Chinese video-sharing app Kuaishou files for IPO in Hong Kong

Valued at more than US$30 billion in its most recent funding, Kuaishou chose to list in Hong Kong as the United States government increased its censorship of Chinese firms and especially technology giants.

Kuaishou Technology, the world’s second-largest video sharing platform and a competitor to TikTok, has applied to raise funds via an initial public offering (IPO) in Hong Kong, continuing the march by Chinese companies to tap capital in the financial hub.

The Beijing-based company, which reported 302 million average daily active users in the first six months, said it plans to use the capital it raises to enhance its ecosystem and strengthen research and development and technology, according to a filing to the Hong Kong stock exchange (HKEX), without disclosing how much money it plans to raise.

The company’s monthly active users topped 776 million, hosting around 1 billion live streaming sessions on its application, Kuaishou said, with a total of 1.63 trillion likes, shares and comments for short videos and live streaming on the platform. A listing could arrive early next year, the South China Morning Post reported earlier.

Valued at more than US$30 billion in its most recent funding, Kuaishou chose to list in Hong Kong as the United States government increased its censorship of Chinese firms and especially technology giants.

The Trump administration has threatened to shut down the business of Kuaishou’s bigger rival TikTok in the US, forcing the Chinese company to sell its US assets to an American company.


The short video-sharing platform Kuaishou during the 2020 China Digital Entertainment Expo & Conference (ChinaJoy) at Shanghai New International Expo Center on July 30, 2020 in Shanghai.


Separately, TikTok’s parent ByteDance is in talks to raise capital in a private-equity funding round, Bloomberg reported.

China’s video sharing segment has received a boost from the coronavirus pandemic, as homebound people during quarantines and national lockdowns look to them for entertainment and social interaction.

The already robust growth of e-commerce also further ballooned since the pandemic, popularising the practice of selling goods via live streaming in the world’s second-largest economy.

Kuaishou, backed by China’s dominant mobile games publisher and social network operator Tencent Holding, said its total e-commerce gross merchandise volume reached 109.6 billion yuan (US$16.6 billion).

Its 2019 revenue rose to 39.1 billion yuan at a compound annual growth rate (CAGR) of 117 per cent, according to Kuaishou’s filing.

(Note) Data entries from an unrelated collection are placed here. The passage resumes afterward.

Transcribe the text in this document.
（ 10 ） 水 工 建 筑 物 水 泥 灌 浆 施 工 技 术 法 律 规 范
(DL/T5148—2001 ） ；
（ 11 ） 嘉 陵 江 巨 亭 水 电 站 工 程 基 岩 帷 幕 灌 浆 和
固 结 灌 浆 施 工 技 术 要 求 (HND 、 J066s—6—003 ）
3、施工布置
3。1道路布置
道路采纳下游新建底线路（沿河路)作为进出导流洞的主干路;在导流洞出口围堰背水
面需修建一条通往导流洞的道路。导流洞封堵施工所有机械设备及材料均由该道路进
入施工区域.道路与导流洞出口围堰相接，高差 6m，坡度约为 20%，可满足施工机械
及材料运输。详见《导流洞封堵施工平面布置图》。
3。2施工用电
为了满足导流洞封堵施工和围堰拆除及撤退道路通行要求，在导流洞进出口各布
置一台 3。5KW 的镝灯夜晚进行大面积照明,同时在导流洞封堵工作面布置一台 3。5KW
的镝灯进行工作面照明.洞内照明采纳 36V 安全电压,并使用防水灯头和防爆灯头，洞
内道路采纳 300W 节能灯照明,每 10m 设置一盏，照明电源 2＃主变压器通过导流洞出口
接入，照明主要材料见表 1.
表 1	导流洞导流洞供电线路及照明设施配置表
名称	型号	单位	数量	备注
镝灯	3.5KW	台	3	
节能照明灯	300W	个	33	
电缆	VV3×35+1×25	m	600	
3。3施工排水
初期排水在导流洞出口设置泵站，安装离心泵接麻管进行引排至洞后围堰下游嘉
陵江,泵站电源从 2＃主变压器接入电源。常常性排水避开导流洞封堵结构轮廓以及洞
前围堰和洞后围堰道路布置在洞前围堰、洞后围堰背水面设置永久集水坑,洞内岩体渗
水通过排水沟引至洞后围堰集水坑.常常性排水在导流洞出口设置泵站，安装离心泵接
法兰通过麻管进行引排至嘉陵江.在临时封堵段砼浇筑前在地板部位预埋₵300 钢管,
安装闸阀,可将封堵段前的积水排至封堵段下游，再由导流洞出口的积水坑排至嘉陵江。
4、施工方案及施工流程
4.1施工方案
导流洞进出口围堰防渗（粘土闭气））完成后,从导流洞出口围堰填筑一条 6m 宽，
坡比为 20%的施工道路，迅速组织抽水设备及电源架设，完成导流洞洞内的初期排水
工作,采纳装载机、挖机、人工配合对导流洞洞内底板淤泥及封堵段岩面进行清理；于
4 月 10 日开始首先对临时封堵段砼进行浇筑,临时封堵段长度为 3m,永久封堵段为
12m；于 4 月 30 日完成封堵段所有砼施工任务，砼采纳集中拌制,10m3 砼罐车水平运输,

First-half revenue gained 48 per cent from last year to 25.3 billion yuan.

Revenue from live streaming amounted to 17.3 billion yuan in the first six months, after having more than tripled to 31.4 billion yuan last year, from 7.9 billion yuan in 2017.

The company aims to actively diversify revenue streams through e-commerce business, online games, online knowledge-sharing and other products and services, Kuaishou said.